Aborto é pauta constante no Brasil – mantido, quase sempre, pela guerra que divide contras e a favor da descriminalização.

O foco excessivo nos aspectos legais acaba deixando em segundo plano uma ameaça que ronda a gravidez das brasileiras: o aborto espontâneo.

Um problema que, apesar da falta de estatísticas oficiais, é comum nas maternidades brasileiras e atinge entre 15 e 20 por cento das gestações até a 22ª semana.

A interrupção é dividida em precoce (até a 12ª semana) e tardia (até a 22ª semana) e é provocada por diversos fatores, entre os quais causas genéticas, infeccionais e problemas imunológicos.

Detalhe: na maioria dos casos, o aborto ocorre sem que as gestantes percebam – agravando a condição de saúde das mulheres. Não apenas físicas. Mas também (e principalmente) psicológicas.

Perda e luto

Estudos com mulheres que sofreram aborto espontâneo mostram que as reações psicológicas são agudas e estão diretamente relacionadas às expectativas e à intensidade dos laços afetivos desenvolvidos com o feto ao longo da gravidez.

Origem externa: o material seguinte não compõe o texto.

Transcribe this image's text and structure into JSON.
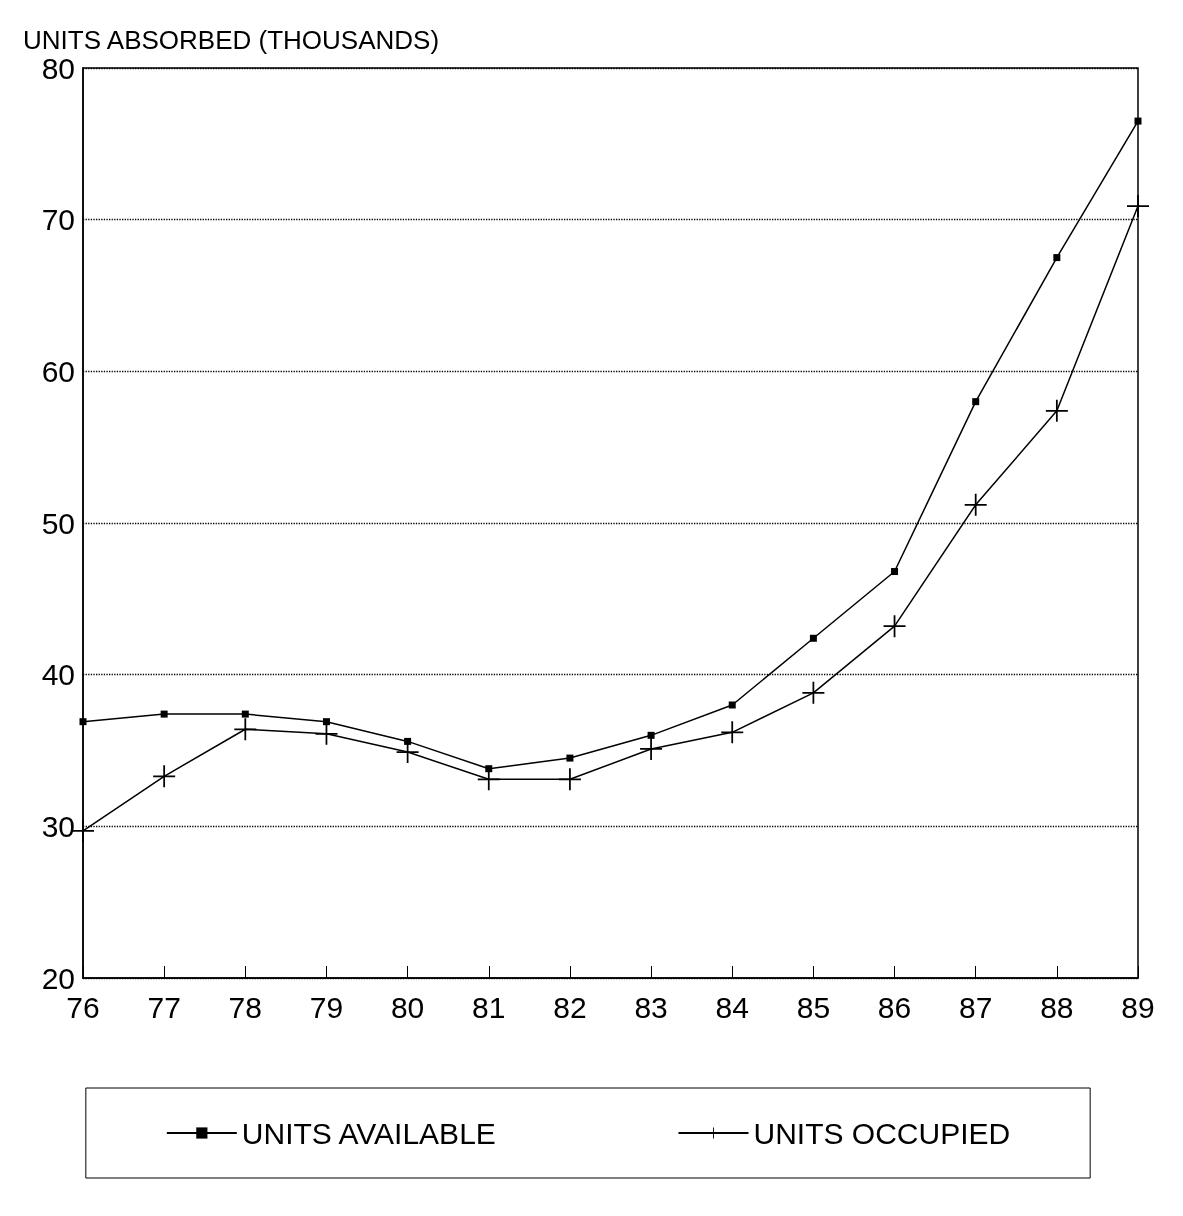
{
  "chart_data": {
    "type": "line",
    "ylabel": "UNITS ABSORBED (THOUSANDS)",
    "categories": [
      "76",
      "77",
      "78",
      "79",
      "80",
      "81",
      "82",
      "83",
      "84",
      "85",
      "86",
      "87",
      "88",
      "89"
    ],
    "series": [
      {
        "name": "UNITS AVAILABLE",
        "color": "#000000",
        "marker": "square",
        "values": [
          36.9,
          37.4,
          37.4,
          36.9,
          35.6,
          33.8,
          34.5,
          36.0,
          38.0,
          42.4,
          46.8,
          58.0,
          67.5,
          76.5
        ]
      },
      {
        "name": "UNITS OCCUPIED",
        "color": "#000000",
        "marker": "cross",
        "values": [
          29.7,
          33.3,
          36.4,
          36.1,
          34.9,
          33.1,
          33.1,
          35.1,
          36.2,
          38.8,
          43.2,
          51.2,
          57.4,
          70.9
        ]
      }
    ],
    "ylim": [
      20,
      80
    ],
    "yticks": [
      20,
      30,
      40,
      50,
      60,
      70,
      80
    ],
    "grid": "y",
    "legend": "bottom",
    "line_style": "solid"
  }
}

Manifestam-se com tristeza, frustração, raiva, culpa e depressão. E, não raro, demandam intervenções psicológicas.

“A perda de um filho seja durante a gestação, no parto ou após o nascimento, é um acontecimento trágico, causando sérios danos à saúde mental da mulher”, avalia Fábio Faria.

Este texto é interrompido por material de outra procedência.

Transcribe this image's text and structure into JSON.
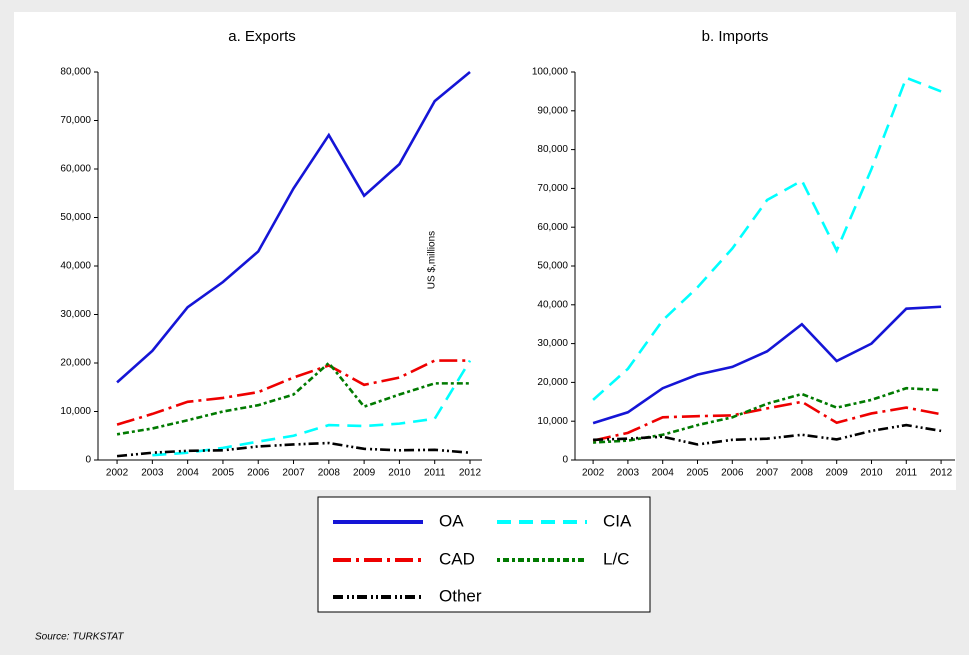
{
  "chart_data": [
    {
      "type": "line",
      "title": "a. Exports",
      "y_label": "US $,millions",
      "x": [
        2002,
        2003,
        2004,
        2005,
        2006,
        2007,
        2008,
        2009,
        2010,
        2011,
        2012
      ],
      "xlim": [
        2001.46,
        2012.34
      ],
      "xticks": [
        2002,
        2003,
        2004,
        2005,
        2006,
        2007,
        2008,
        2009,
        2010,
        2011,
        2012
      ],
      "ylim": [
        0,
        80000
      ],
      "yticks": [
        0,
        {
          "value": 10000,
          "label": "10,000"
        },
        {
          "value": 20000,
          "label": "20,000"
        },
        {
          "value": 30000,
          "label": "30,000"
        },
        {
          "value": 40000,
          "label": "40,000"
        },
        {
          "value": 50000,
          "label": "50,000"
        },
        {
          "value": 60000,
          "label": "60,000"
        },
        {
          "value": 70000,
          "label": "70,000"
        },
        {
          "value": 80000,
          "label": "80,000"
        }
      ],
      "series": [
        {
          "name": "OA",
          "color": "#1515d6",
          "values": [
            16000,
            22500,
            31500,
            36700,
            43000,
            56000,
            67000,
            54500,
            61000,
            74000,
            80000
          ]
        },
        {
          "name": "CIA",
          "color": "#00ffff",
          "values": [
            null,
            1000,
            1500,
            2500,
            3800,
            5000,
            7200,
            7000,
            7500,
            8500,
            20500
          ]
        },
        {
          "name": "CAD",
          "color": "#ee0000",
          "values": [
            7300,
            9500,
            12000,
            12800,
            14000,
            17000,
            19500,
            15500,
            17000,
            20500,
            20500
          ]
        },
        {
          "name": "L/C",
          "color": "#007a00",
          "values": [
            5300,
            6500,
            8200,
            10000,
            11300,
            13500,
            20000,
            11000,
            13500,
            15800,
            15800
          ]
        },
        {
          "name": "Other",
          "color": "#000000",
          "values": [
            800,
            1500,
            1900,
            2000,
            2800,
            3200,
            3500,
            2300,
            2000,
            2100,
            1500
          ]
        }
      ]
    },
    {
      "type": "line",
      "title": "b. Imports",
      "x": [
        2002,
        2003,
        2004,
        2005,
        2006,
        2007,
        2008,
        2009,
        2010,
        2011,
        2012
      ],
      "xlim": [
        2001.48,
        2012.4
      ],
      "xticks": [
        2002,
        2003,
        2004,
        2005,
        2006,
        2007,
        2008,
        2009,
        2010,
        2011,
        2012
      ],
      "ylim": [
        0,
        100000
      ],
      "yticks": [
        0,
        {
          "value": 10000,
          "label": "10,000"
        },
        {
          "value": 20000,
          "label": "20,000"
        },
        {
          "value": 30000,
          "label": "30,000"
        },
        {
          "value": 40000,
          "label": "40,000"
        },
        {
          "value": 50000,
          "label": "50,000"
        },
        {
          "value": 60000,
          "label": "60,000"
        },
        {
          "value": 70000,
          "label": "70,000"
        },
        {
          "value": 80000,
          "label": "80,000"
        },
        {
          "value": 90000,
          "label": "90,000"
        },
        {
          "value": 100000,
          "label": "100,000"
        }
      ],
      "series": [
        {
          "name": "OA",
          "color": "#1515d6",
          "values": [
            9500,
            12300,
            18500,
            22000,
            24000,
            28000,
            35000,
            25500,
            30000,
            39000,
            39500
          ]
        },
        {
          "name": "CIA",
          "color": "#00ffff",
          "values": [
            15500,
            23500,
            36000,
            44500,
            54500,
            67000,
            72000,
            54000,
            75000,
            98500,
            95000
          ]
        },
        {
          "name": "CAD",
          "color": "#ee0000",
          "values": [
            5000,
            7000,
            11000,
            11300,
            11500,
            13300,
            15000,
            9600,
            12000,
            13500,
            11800
          ]
        },
        {
          "name": "L/C",
          "color": "#007a00",
          "values": [
            4500,
            5000,
            6500,
            9000,
            11000,
            14500,
            17000,
            13500,
            15500,
            18500,
            18000
          ]
        },
        {
          "name": "Other",
          "color": "#000000",
          "values": [
            5200,
            5500,
            6000,
            4000,
            5200,
            5500,
            6500,
            5300,
            7500,
            9000,
            7500
          ]
        }
      ]
    }
  ],
  "source": "Source: TURKSTAT"
}
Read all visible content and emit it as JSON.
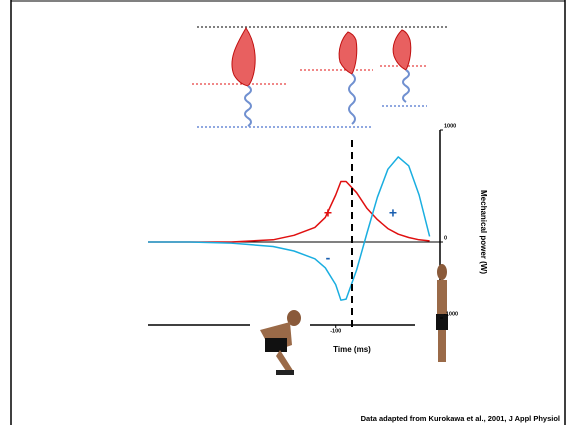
{
  "chart_data": {
    "type": "line",
    "x_label": "Time (ms)",
    "y_label": "Mechanical power (W)",
    "x": [
      -280,
      -240,
      -200,
      -160,
      -140,
      -120,
      -110,
      -100,
      -95,
      -90,
      -80,
      -70,
      -60,
      -50,
      -40,
      -30,
      -20,
      -10
    ],
    "series": [
      {
        "color": "#e01010",
        "values": [
          0,
          0,
          0,
          20,
          60,
          130,
          220,
          420,
          540,
          540,
          440,
          300,
          200,
          120,
          70,
          40,
          20,
          10
        ]
      },
      {
        "color": "#1aaee0",
        "values": [
          0,
          0,
          -10,
          -40,
          -80,
          -150,
          -230,
          -380,
          -520,
          -510,
          -250,
          80,
          400,
          650,
          760,
          680,
          420,
          50
        ]
      }
    ],
    "xlim": [
      -280,
      0
    ],
    "xticks": [
      -100
    ],
    "ylim": [
      -1000,
      1000
    ],
    "yticks": [
      1000,
      0,
      -1000
    ],
    "annotations": [
      {
        "text": "+",
        "color": "#e01010"
      },
      {
        "text": "+",
        "color": "#1a5fb0"
      },
      {
        "text": "-",
        "color": "#1a5fb0"
      }
    ],
    "source": "Data adapted from Kurokawa et al., 2001, J Appl Physiol"
  }
}
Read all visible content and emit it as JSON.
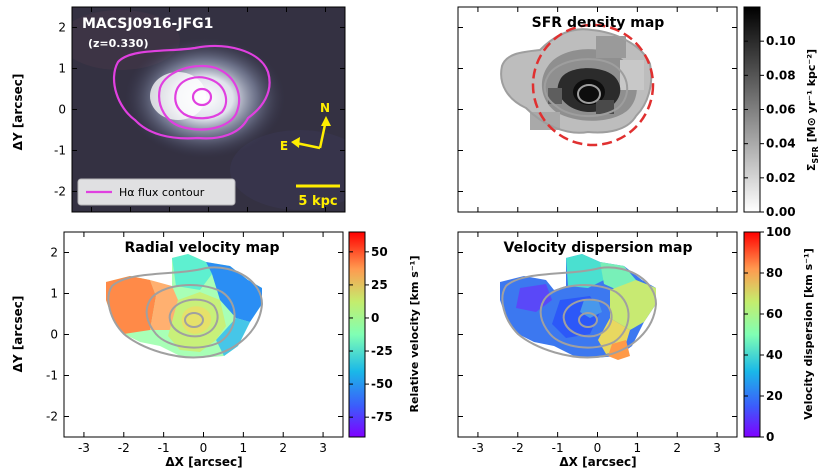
{
  "chart_data": [
    {
      "type": "heatmap",
      "panel": "image",
      "title": "MACSJ0916-JFG1",
      "subtitle": "(z=0.330)",
      "ylabel": "ΔY [arcsec]",
      "xlabel": "",
      "xlim": [
        -3.5,
        3.5
      ],
      "ylim": [
        -2.5,
        2.5
      ],
      "yticks": [
        "-2",
        "-1",
        "0",
        "1",
        "2"
      ],
      "legend": "Hα flux contour",
      "compass_north": "N",
      "compass_east": "E",
      "scalebar": "5 kpc",
      "legend_color": "#e040e0",
      "accent_color": "#ffee00"
    },
    {
      "type": "heatmap",
      "panel": "sfr",
      "title": "SFR density map",
      "colorbar_label_main": "Σ",
      "colorbar_label_sub": "SFR",
      "colorbar_label_rest": " [M⊙ yr⁻¹ kpc⁻²]",
      "colorbar_range": [
        0.0,
        0.12
      ],
      "colorbar_ticks": [
        "0.00",
        "0.02",
        "0.04",
        "0.06",
        "0.08",
        "0.10"
      ],
      "aperture_color": "#e03030"
    },
    {
      "type": "heatmap",
      "panel": "velocity",
      "title": "Radial velocity map",
      "xlabel": "ΔX [arcsec]",
      "ylabel": "ΔY [arcsec]",
      "xticks": [
        "-3",
        "-2",
        "-1",
        "0",
        "1",
        "2",
        "3"
      ],
      "yticks": [
        "-2",
        "-1",
        "0",
        "1",
        "2"
      ],
      "colorbar_label": "Relative velocity [km s⁻¹]",
      "colorbar_range": [
        -90,
        65
      ],
      "colorbar_ticks": [
        "-75",
        "-50",
        "-25",
        "0",
        "25",
        "50"
      ]
    },
    {
      "type": "heatmap",
      "panel": "dispersion",
      "title": "Velocity dispersion map",
      "xlabel": "ΔX [arcsec]",
      "xticks": [
        "-3",
        "-2",
        "-1",
        "0",
        "1",
        "2",
        "3"
      ],
      "colorbar_label": "Velocity dispersion [km s⁻¹]",
      "colorbar_range": [
        0,
        100
      ],
      "colorbar_ticks": [
        "0",
        "20",
        "40",
        "60",
        "80",
        "100"
      ]
    }
  ]
}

“Muitas mulheres desenvolvem transtorno de estresse pós-traumático e precisam ter acesso prioritário a tratamento”.

“Por isso, é essencial que, seguindo os preceitos de humanização, proteção e recuperação do bem-estar, os serviços de saúde estejam atentos e seja garantida, também, a assistência psicológica pelo Sistema Único de Saúde – SUS”, finalizou.

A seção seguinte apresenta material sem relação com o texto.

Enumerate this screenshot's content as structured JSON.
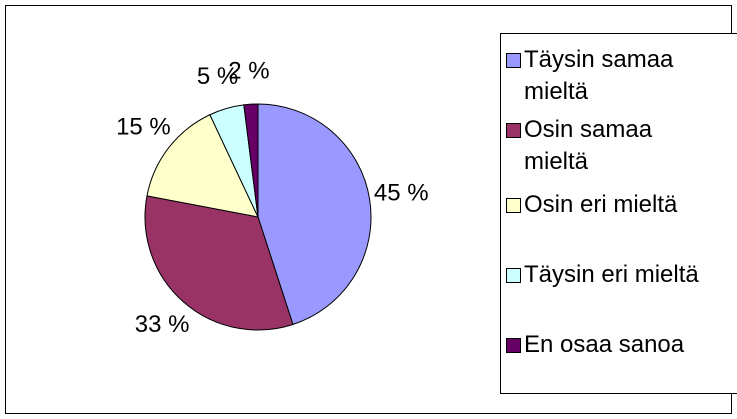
{
  "chart_data": {
    "type": "pie",
    "categories": [
      "Täysin samaa mieltä",
      "Osin samaa mieltä",
      "Osin eri mieltä",
      "Täysin eri mieltä",
      "En osaa sanoa"
    ],
    "values": [
      45,
      33,
      15,
      5,
      2
    ],
    "value_labels": [
      "45 %",
      "33 %",
      "15 %",
      "5 %",
      "2 %"
    ],
    "colors": [
      "#9999ff",
      "#993366",
      "#ffffcc",
      "#ccffff",
      "#660066"
    ],
    "legend": "right"
  }
}
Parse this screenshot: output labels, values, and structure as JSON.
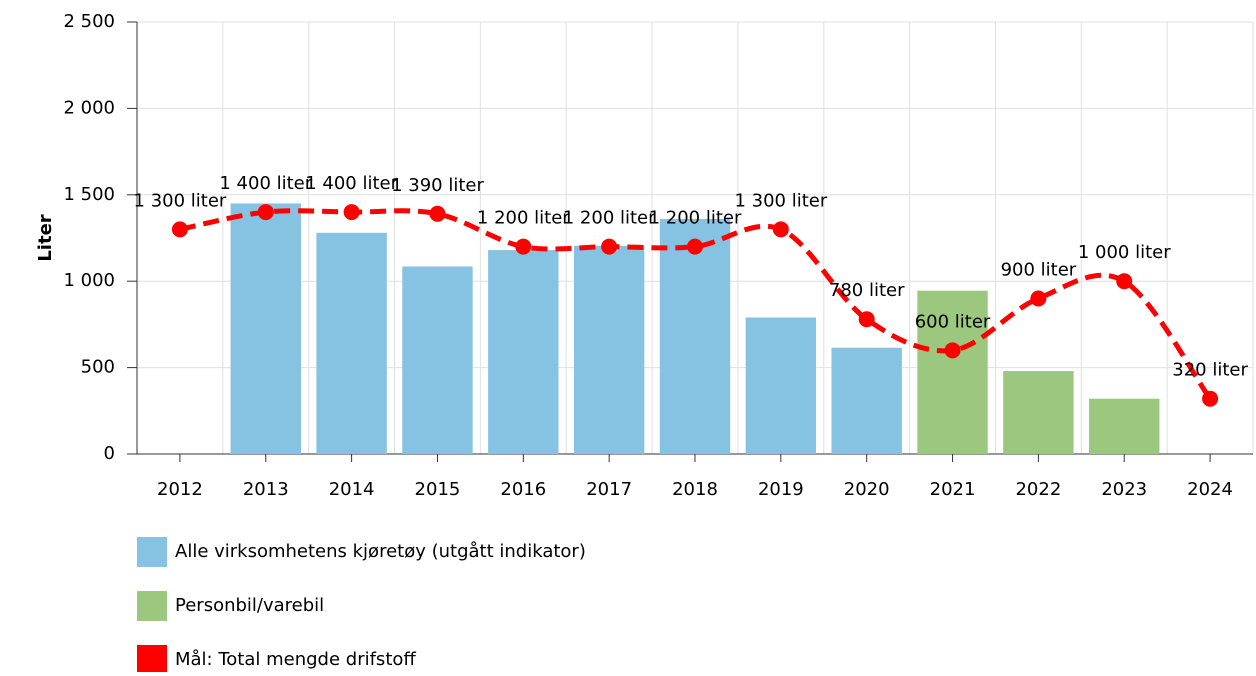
{
  "chart_data": {
    "type": "bar",
    "y_label": "Liter",
    "categories": [
      "2012",
      "2013",
      "2014",
      "2015",
      "2016",
      "2017",
      "2018",
      "2019",
      "2020",
      "2021",
      "2022",
      "2023",
      "2024"
    ],
    "series": [
      {
        "name": "Alle virksomhetens kjøretøy (utgått indikator)",
        "type": "bar",
        "color": "#86c2e2",
        "values": [
          null,
          1450,
          1280,
          1085,
          1180,
          1205,
          1360,
          790,
          615,
          null,
          null,
          null,
          null
        ]
      },
      {
        "name": "Personbil/varebil",
        "type": "bar",
        "color": "#9bc77e",
        "values": [
          null,
          null,
          null,
          null,
          null,
          null,
          null,
          null,
          null,
          945,
          480,
          320,
          null
        ]
      },
      {
        "name": "Mål: Total mengde drifstoff",
        "type": "line",
        "color": "#ff0000",
        "values": [
          1300,
          1400,
          1400,
          1390,
          1200,
          1200,
          1200,
          1300,
          780,
          600,
          900,
          1000,
          320
        ],
        "value_labels": [
          "1 300 liter",
          "1 400 liter",
          "1 400 liter",
          "1 390 liter",
          "1 200 liter",
          "1 200 liter",
          "1 200 liter",
          "1 300 liter",
          "780 liter",
          "600 liter",
          "900 liter",
          "1 000 liter",
          "320 liter"
        ]
      }
    ],
    "ylim": [
      0,
      2500
    ],
    "yticks": [
      0,
      500,
      {
        "value": 1000,
        "label": "1 000"
      },
      {
        "value": 1500,
        "label": "1 500"
      },
      {
        "value": 2000,
        "label": "2 000"
      },
      {
        "value": 2500,
        "label": "2 500"
      }
    ],
    "grid": true
  }
}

Projeto de Lei (3391/19) proposto pelo deputado Fábio Faria (PSD-RN) tenta construir, na rede pública de saúde, as condições para enfrentar esse drama, disponibilizando atendimento psicológico para as mulheres que sonharam com a maternidade e acordaram para o pesadelo do aborto espontâneo.

“A ideia é assegurar prioridade na assistência psicológica dessas mulheres cuja gravidez resultar em aborto, óbito fetal ou perinatal”, justificou o deputado.